The new bank I am with gives Negative Information Disclosures with Adverse Action Notices. I don't see how this is correct since we have not issued credit to them therefore we have no negative credit to report personally. Am I correct? I've looked at FACTA and TIL and found nothing I can show the lenders.
The FACT Act amended the FCRA. In my policy book, should I still have an FCRA policy or just FACTA?
FACTA describes certain requirements as it relates to consumer health records/reports. How does the Fed usually define "consumer"?
Where can I find a summary of the entire FACTA in all the different parts as they have been released since 2003?
Does the FACTA (Notice to Home Loan Applicants) disclosure require the customer to sign and date that they received it? The disclosure that is part of the credit report has a line on acknowledgment asking to sign and date.
Our bank routinely pulls credit bureau reports for all new loan requests. Although credit scores are only one of the criteria used to make a decision on a loan request, a poor score would weigh heavily on a credit decision. With regard to the FACTA provision of providing Credit Score Disclosures to residential mortgage loan applicants, a question arises about those applicants whose credit bureau we request and the report is returned without a credit score. The lack of a score is sometimes a factor in determining the decisioning of an application, the need for a co-signer, or even the interest rate that may be charged. Should a customer with a credit bureau history, but no score, be supplied with the notice?
During a recent FDIC exam, we were advised it would be a violation to use medical collections as a negative basis for a credit decision since that constituted "use of medical information." I reviewed the FACTA and commentary from the FTC which does not seem to support the statement from the examiner. As a general rule we would not view a few small medical collections as significant credit issues. However, if there are many unpaid medical collections or they are large amounts, it could negatively affect a credit decision in the same manner as any other non-medical collection would. It is hard for us to accept that evaluating an unpaid medical collection constitutes "use of medical information." What is your opinion?
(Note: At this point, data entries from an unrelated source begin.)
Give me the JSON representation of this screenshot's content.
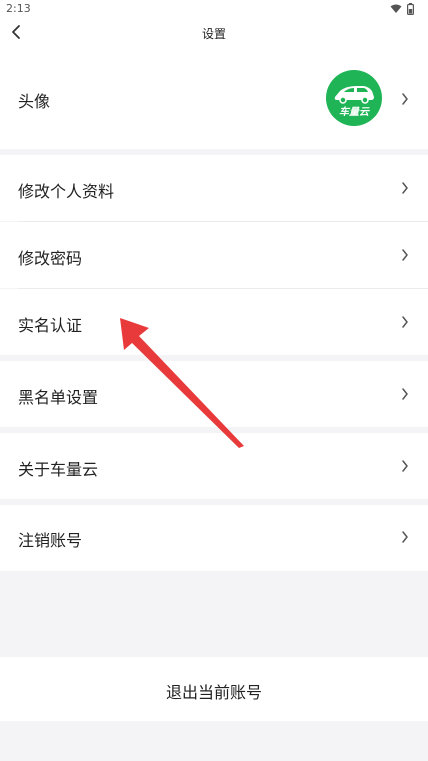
{
  "status_bar": {
    "time": "2:13"
  },
  "header": {
    "title": "设置"
  },
  "avatar_row": {
    "label": "头像",
    "avatar_text": "车量云"
  },
  "menu": {
    "edit_profile": "修改个人资料",
    "change_password": "修改密码",
    "real_name_auth": "实名认证",
    "blacklist_settings": "黑名单设置",
    "about": "关于车量云",
    "cancel_account": "注销账号"
  },
  "logout": {
    "label": "退出当前账号"
  },
  "colors": {
    "accent_green": "#1fb455",
    "annotation_arrow": "#e83a3a",
    "background": "#f4f4f6"
  },
  "icons": [
    "wifi-icon",
    "battery-icon",
    "back-arrow-icon",
    "chevron-right-icon",
    "car-logo-icon"
  ]
}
How are banks impacted by the FACT Act?
How can a bank achieve assured compliance given the constrained information security budgets today?
When granting open-end credit card accounts is it necessary for the bank to call the applicant (if the phone number is provided in the bureau statement) in the event that they have an extended fraud alert on their bureau or can the bank leave a message and accept a return call from the applicant and verify the applicant's bureau contact phone number from the bank's caller ID? Does the bank have to call the bureau contact number of a card holder (with an extended fraud alert on the bureau) who requests a credit line increase or to have an account reactivated and new plastic sent or are these two scenarios exempt from FACTA verification compliance?